All this went through his mind with unnatural rapidity and clarity as they crowded him up the shallow steps towards the north wing of the house, guarding him with drawn guns as if they thought a man of sixty-two with severe leg cramps from sitting motionless for hours was going to break and run for it, here, three hundred kilos inside their own territory. He thought fast and noticed everything.
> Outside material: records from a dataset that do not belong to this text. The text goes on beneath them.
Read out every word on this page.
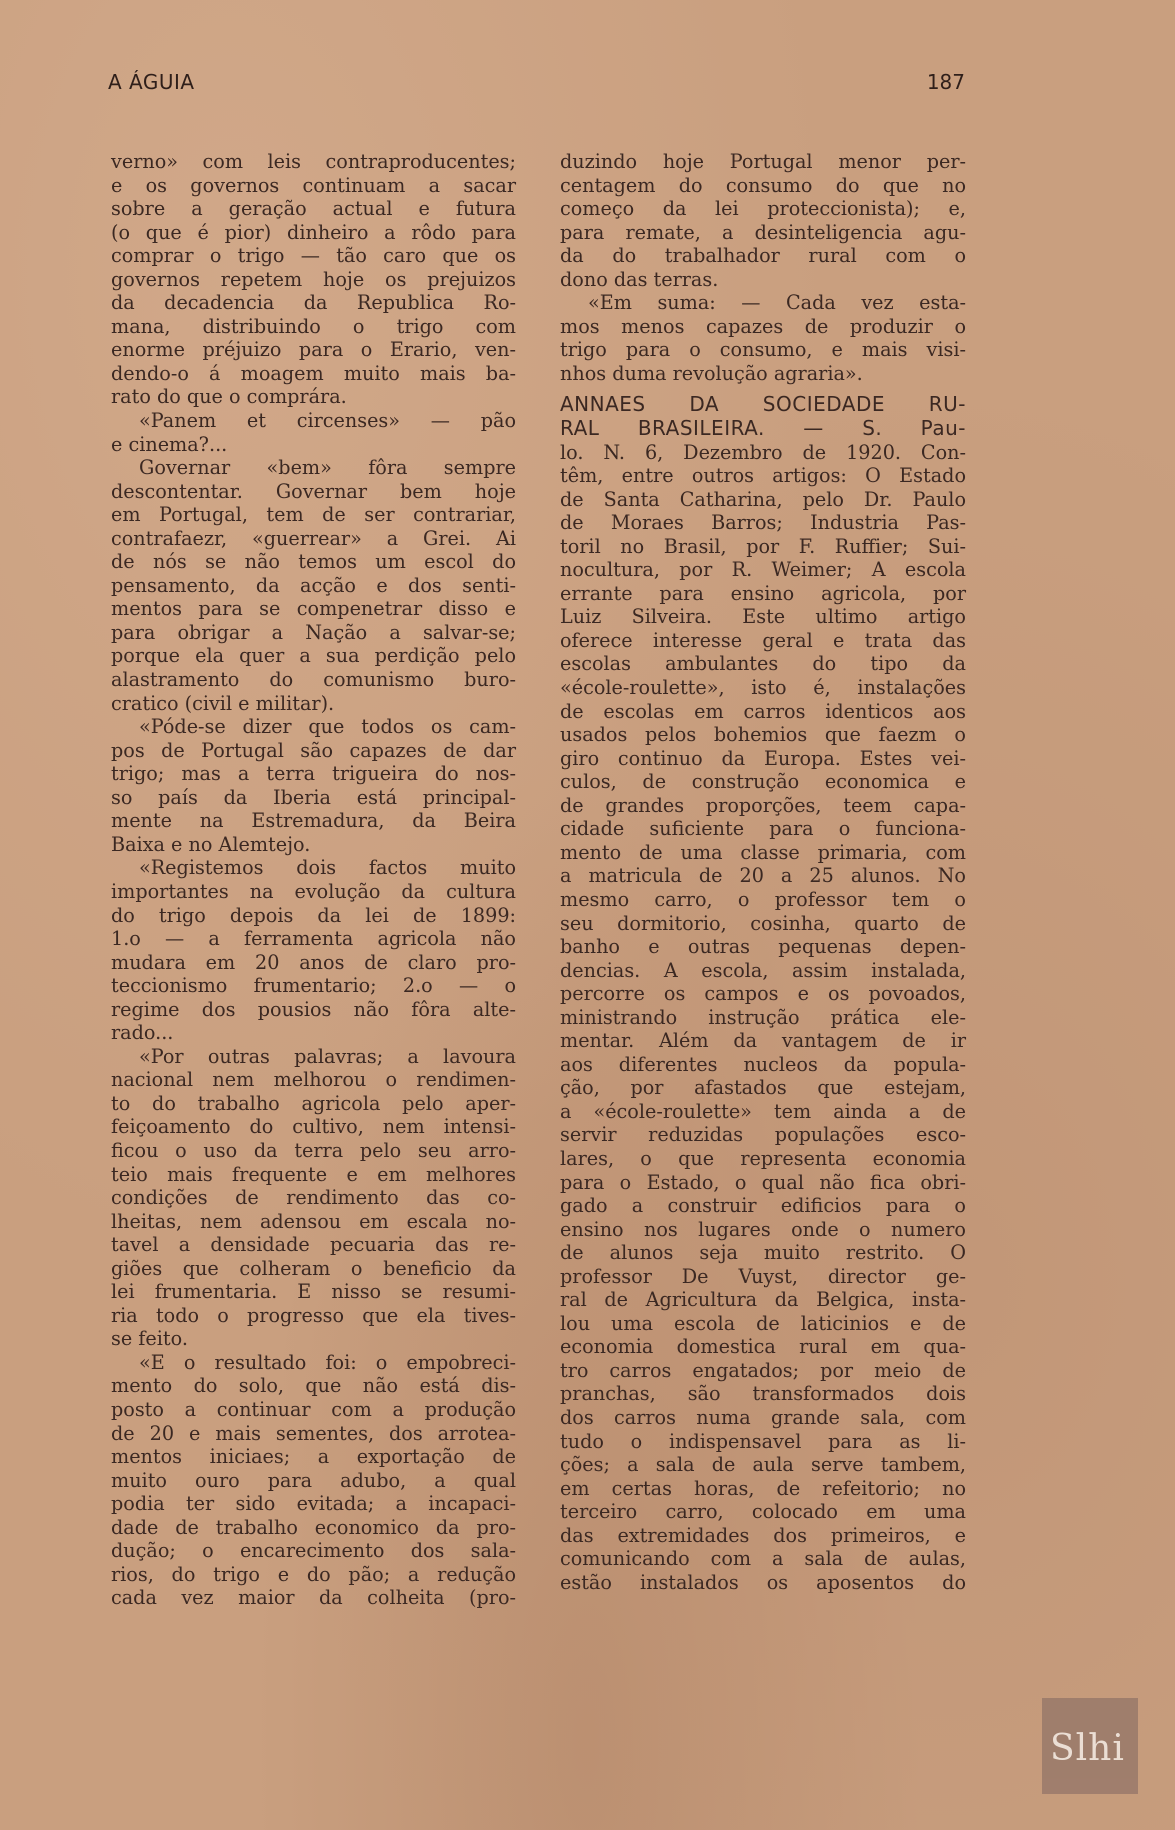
A ÁGUIA	187
verno» com leis contraproducentes;
e os governos continuam a sacar
sobre a geração actual e futura
(o que é pior) dinheiro a rôdo para
comprar o trigo — tão caro que os
governos repetem hoje os prejuizos
da decadencia da Republica Ro-
mana, distribuindo o trigo com
enorme préjuizo para o Erario, ven-
dendo-o á moagem muito mais ba-
rato do que o comprára.
«Panem et circenses» — pão
e cinema?...
Governar «bem» fôra sempre
descontentar. Governar bem hoje
em Portugal, tem de ser contrariar,
contrafaezr, «guerrear» a Grei. Ai
de nós se não temos um escol do
pensamento, da acção e dos senti-
mentos para se compenetrar disso e
para obrigar a Nação a salvar-se;
porque ela quer a sua perdição pelo
alastramento do comunismo buro-
cratico (civil e militar).
«Póde-se dizer que todos os cam-
pos de Portugal são capazes de dar
trigo; mas a terra trigueira do nos-
so país da Iberia está principal-
mente na Estremadura, da Beira
Baixa e no Alemtejo.
«Registemos dois factos muito
importantes na evolução da cultura
do trigo depois da lei de 1899:
1.o — a ferramenta agricola não
mudara em 20 anos de claro pro-
teccionismo frumentario; 2.o — o
regime dos pousios não fôra alte-
rado...
«Por outras palavras; a lavoura
nacional nem melhorou o rendimen-
to do trabalho agricola pelo aper-
feiçoamento do cultivo, nem intensi-
ficou o uso da terra pelo seu arro-
teio mais frequente e em melhores
condições de rendimento das co-
lheitas, nem adensou em escala no-
tavel a densidade pecuaria das re-
giões que colheram o beneficio da
lei frumentaria. E nisso se resumi-
ria todo o progresso que ela tives-
se feito.
«E o resultado foi: o empobreci-
mento do solo, que não está dis-
posto a continuar com a produção
de 20 e mais sementes, dos arrotea-
mentos iniciaes; a exportação de
muito ouro para adubo, a qual
podia ter sido evitada; a incapaci-
dade de trabalho economico da pro-
dução; o encarecimento dos sala-
rios, do trigo e do pão; a redução
cada vez maior da colheita (pro-
duzindo hoje Portugal menor per-
centagem do consumo do que no
começo da lei proteccionista); e,
para remate, a desinteligencia agu-
da do trabalhador rural com o
dono das terras.
«Em suma: — Cada vez esta-
mos menos capazes de produzir o
trigo para o consumo, e mais visi-
nhos duma revolução agraria».
ANNAES DA SOCIEDADE RU-
RAL BRASILEIRA. — S. Pau-
lo. N. 6, Dezembro de 1920. Con-
têm, entre outros artigos: O Estado
de Santa Catharina, pelo Dr. Paulo
de Moraes Barros; Industria Pas-
toril no Brasil, por F. Ruffier; Sui-
nocultura, por R. Weimer; A escola
errante para ensino agricola, por
Luiz Silveira. Este ultimo artigo
oferece interesse geral e trata das
escolas ambulantes do tipo da
«école-roulette», isto é, instalações
de escolas em carros identicos aos
usados pelos bohemios que faezm o
giro continuo da Europa. Estes vei-
culos, de construção economica e
de grandes proporções, teem capa-
cidade suficiente para o funciona-
mento de uma classe primaria, com
a matricula de 20 a 25 alunos. No
mesmo carro, o professor tem o
seu dormitorio, cosinha, quarto de
banho e outras pequenas depen-
dencias. A escola, assim instalada,
percorre os campos e os povoados,
ministrando instrução prática ele-
mentar. Além da vantagem de ir
aos diferentes nucleos da popula-
ção, por afastados que estejam,
a «école-roulette» tem ainda a de
servir reduzidas populações esco-
lares, o que representa economia
para o Estado, o qual não fica obri-
gado a construir edificios para o
ensino nos lugares onde o numero
de alunos seja muito restrito. O
professor De Vuyst, director ge-
ral de Agricultura da Belgica, insta-
lou uma escola de laticinios e de
economia domestica rural em qua-
tro carros engatados; por meio de
pranchas, são transformados dois
dos carros numa grande sala, com
tudo o indispensavel para as li-
ções; a sala de aula serve tambem,
em certas horas, de refeitorio; no
terceiro carro, colocado em uma
das extremidades dos primeiros, e
comunicando com a sala de aulas,
estão instalados os aposentos do
Slhi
This part of the house, joined to the central house by a long arcade, had not burned down. The walls still bore up the roof, but he saw as they came into the front hall that they were bare stone, their carved paneling burnt away. Dirty sheetflooring replaced parquet or covered painted tile. There was no furniture at all. In its ruin and dirt the high hall was beautiful, bare, full of clear evening light. Both veots had left his group and were reporting to some men in the doorway of what had been a reception room. He felt the veots as safeguard and hoped they would come back, but they did not. One of the young men kept his arm twisted up his back. A heavyset man came towards him, staring at him.

"You're the alien called Old Music?"

"I am Hainish, and use that name here."

"Mr. Old Music, you're to understand that by leaving your embassy in violation of the protection agreement between your ambassador and the Government of Voe Deo, you've forfeited diplomatic immunity. You may be held in custody, interrogated, and duly punished for any infractions of civil law or crimes of collusion with insurgents and enemies of the State you're found to have committed."

"I understood that this is your statement of my position," Esdan said. "But you should know, sir, that the Ambassador and the Stabiles of the Ekumen of the Worlds consider me protected both by diplomatic immunity and the laws of the Ekumen."

No harm trying, but his wordy lies weren't listened to. Having recited his litany, the man turned away, and the young men grabbed Esdan again. He was hustled through doorways and corridors that he was now in too much pain to see, down stone stairs, across a wide, cobbled courtyard, and into a room where, with a final agonising jerk on his arm and his feet knocked from under him so that he fell sprawling, they slammed the door and left him belly-down on stone in darkness.

He dropped his forehead onto his arm and lay shivering, hearing his breath catch in a whimper again and again.